先のポストで寿司屋のタブレット端末について書きましたが、そう言えば最近、テーブルにタブレット端末を置くレストランが増えています。レストラン利用者としては、ウェイターやウェイトレスのサービス無しに注文から勘定までテーブルに座ったまま出来てしまうので、とても便利なような気もしますが、一方ではお店との会話が減り寂しいような気もします。タブレット端末の導入がレストラン業界で進んだ背景には、端末の価格が下がったことが挙げられるでしょう。しかしこれほど急速なペースで導入が進んだ理由は、きっと他にもあるはずです。そんなことを考えていた矢先、ちょうど ASQ が発行する雑誌 QP に関連した記事が載りましたので、紹介したいと思います。
米国チェーンレストランでの導入状況
アップルビーズ(Applebee’s)はこの2年間で100,000台の端末を導入しました。チリーズ(Chili’s)は823のレストランにすでに導入済み、オリーブガーデン(Olive Garden)は800のレストランに導入予定。そしてパネーラ(Panera)も100のレストランで現在導入中だそうです。
タブレット端末導入の効果
タブレット端末を導入したレストランは、さらに効率的なレストラン運営と注文単価の上昇を報告しています。タブレット端末のあるテーブルは、平均して10分、顧客の滞在時間が短くなりました。理由としては、クレジットカードの清算時間の短縮が大きいようです。この滞在時間の短縮は、テーブル回転率の向上に寄与しているます。
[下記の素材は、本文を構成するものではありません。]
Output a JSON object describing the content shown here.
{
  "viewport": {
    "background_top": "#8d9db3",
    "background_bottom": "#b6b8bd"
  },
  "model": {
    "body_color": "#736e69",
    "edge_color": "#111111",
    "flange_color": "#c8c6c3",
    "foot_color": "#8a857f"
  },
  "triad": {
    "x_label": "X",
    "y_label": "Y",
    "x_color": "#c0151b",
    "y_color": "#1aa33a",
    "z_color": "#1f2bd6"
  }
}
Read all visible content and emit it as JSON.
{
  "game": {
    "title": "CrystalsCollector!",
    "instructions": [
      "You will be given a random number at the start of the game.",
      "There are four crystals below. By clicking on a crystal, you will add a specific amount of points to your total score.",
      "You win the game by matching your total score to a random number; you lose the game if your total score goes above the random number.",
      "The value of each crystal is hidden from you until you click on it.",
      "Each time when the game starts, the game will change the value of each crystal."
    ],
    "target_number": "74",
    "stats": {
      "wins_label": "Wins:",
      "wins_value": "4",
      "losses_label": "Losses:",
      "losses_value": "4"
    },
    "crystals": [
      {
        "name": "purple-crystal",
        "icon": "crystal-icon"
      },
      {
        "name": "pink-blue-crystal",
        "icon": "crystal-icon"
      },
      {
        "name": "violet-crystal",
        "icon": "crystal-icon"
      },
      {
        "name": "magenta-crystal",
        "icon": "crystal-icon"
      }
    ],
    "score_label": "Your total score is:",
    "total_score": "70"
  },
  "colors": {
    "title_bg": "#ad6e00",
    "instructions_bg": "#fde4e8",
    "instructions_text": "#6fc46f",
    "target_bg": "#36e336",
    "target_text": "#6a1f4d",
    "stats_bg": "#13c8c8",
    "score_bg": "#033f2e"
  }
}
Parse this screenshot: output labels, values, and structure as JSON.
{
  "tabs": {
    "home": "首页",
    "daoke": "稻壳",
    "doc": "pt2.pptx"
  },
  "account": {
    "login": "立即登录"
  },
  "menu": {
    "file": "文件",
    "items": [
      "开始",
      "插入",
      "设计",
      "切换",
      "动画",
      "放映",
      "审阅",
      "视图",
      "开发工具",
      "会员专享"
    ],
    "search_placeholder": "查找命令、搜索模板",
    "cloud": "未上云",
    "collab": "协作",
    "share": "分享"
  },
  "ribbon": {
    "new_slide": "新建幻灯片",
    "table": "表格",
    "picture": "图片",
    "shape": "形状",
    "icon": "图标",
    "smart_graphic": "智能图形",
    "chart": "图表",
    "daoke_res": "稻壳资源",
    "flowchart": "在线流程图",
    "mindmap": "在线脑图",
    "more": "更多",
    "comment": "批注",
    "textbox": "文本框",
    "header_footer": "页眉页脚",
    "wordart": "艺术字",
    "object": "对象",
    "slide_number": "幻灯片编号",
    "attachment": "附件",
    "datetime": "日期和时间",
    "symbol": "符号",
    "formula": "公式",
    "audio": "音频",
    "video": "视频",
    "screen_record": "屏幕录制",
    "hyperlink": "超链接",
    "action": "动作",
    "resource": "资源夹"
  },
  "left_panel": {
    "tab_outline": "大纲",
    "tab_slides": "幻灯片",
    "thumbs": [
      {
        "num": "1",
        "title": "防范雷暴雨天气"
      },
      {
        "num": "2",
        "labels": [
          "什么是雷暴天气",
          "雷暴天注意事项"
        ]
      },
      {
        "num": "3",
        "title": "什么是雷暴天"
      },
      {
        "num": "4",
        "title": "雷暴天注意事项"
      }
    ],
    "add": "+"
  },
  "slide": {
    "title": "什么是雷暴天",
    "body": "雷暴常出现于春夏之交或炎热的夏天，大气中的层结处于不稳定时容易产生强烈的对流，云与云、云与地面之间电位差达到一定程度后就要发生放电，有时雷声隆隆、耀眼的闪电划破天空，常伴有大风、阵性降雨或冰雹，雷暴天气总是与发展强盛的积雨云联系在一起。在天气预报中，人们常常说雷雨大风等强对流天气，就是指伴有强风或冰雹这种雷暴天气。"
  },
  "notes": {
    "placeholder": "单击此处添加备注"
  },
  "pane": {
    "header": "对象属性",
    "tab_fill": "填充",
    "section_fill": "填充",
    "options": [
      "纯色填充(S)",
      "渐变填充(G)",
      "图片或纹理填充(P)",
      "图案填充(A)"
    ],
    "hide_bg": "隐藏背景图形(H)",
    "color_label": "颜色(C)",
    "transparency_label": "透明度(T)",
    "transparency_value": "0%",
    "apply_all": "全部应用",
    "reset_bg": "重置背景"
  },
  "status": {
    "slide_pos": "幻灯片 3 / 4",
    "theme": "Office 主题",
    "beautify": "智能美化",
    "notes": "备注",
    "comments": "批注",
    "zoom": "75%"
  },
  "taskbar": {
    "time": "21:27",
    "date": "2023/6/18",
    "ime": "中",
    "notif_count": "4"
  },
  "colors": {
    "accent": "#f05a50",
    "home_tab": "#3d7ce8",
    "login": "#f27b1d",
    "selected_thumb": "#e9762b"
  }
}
パネーラでは注文の間違いが減り、注文単価が5ドル上昇したそうです。チリーズでは、顧客が端末から直接注文できるので注文が20%増え、特にデザート類は30%増えたと報告しています。注文が増えた背景には、端末がメニューの画像を表示することや、ウェイターやウェイトレスの目を気にせずに注文できることなどがあるようです。
また海外ではチップを払う習慣がありますが、チップの金額も15%増えたと報告されています。これは端末がチップの金額(勘定の20%)を自動的に表示するためです。
顧客の評判
報告では、70%から80%の顧客は、通常の接待よりも、タブレット端末の方を好むそうです。
顧客データの収集
これまでチリーズでは、領収書の裏にウェブサイトのアドレスを印刷し、顧客アンケートを行っていましたが、返答率はせいぜい1%程度でした。しかしタブレット端末で顧客アンケートを取るようになってからは、返答率は25%になりました。このフィードバックは顧客パターンやトレンド分析に大いに貢献しているそうです。例えばスタッフの配置や数の調整なども瞬時に行えるようになりました。
ビッグデータの時代
タブレット端末で収集できる情報は膨大です。このデータをどのように解析するかが、レストランの今後の課題です。例えば、顧客は席について5分以内に飲み物を注文し、1ドルのゲームをする傾向が分かっています。どのようなゲームを時間内に推奨するかなど、新しい試みがすでに始まっています。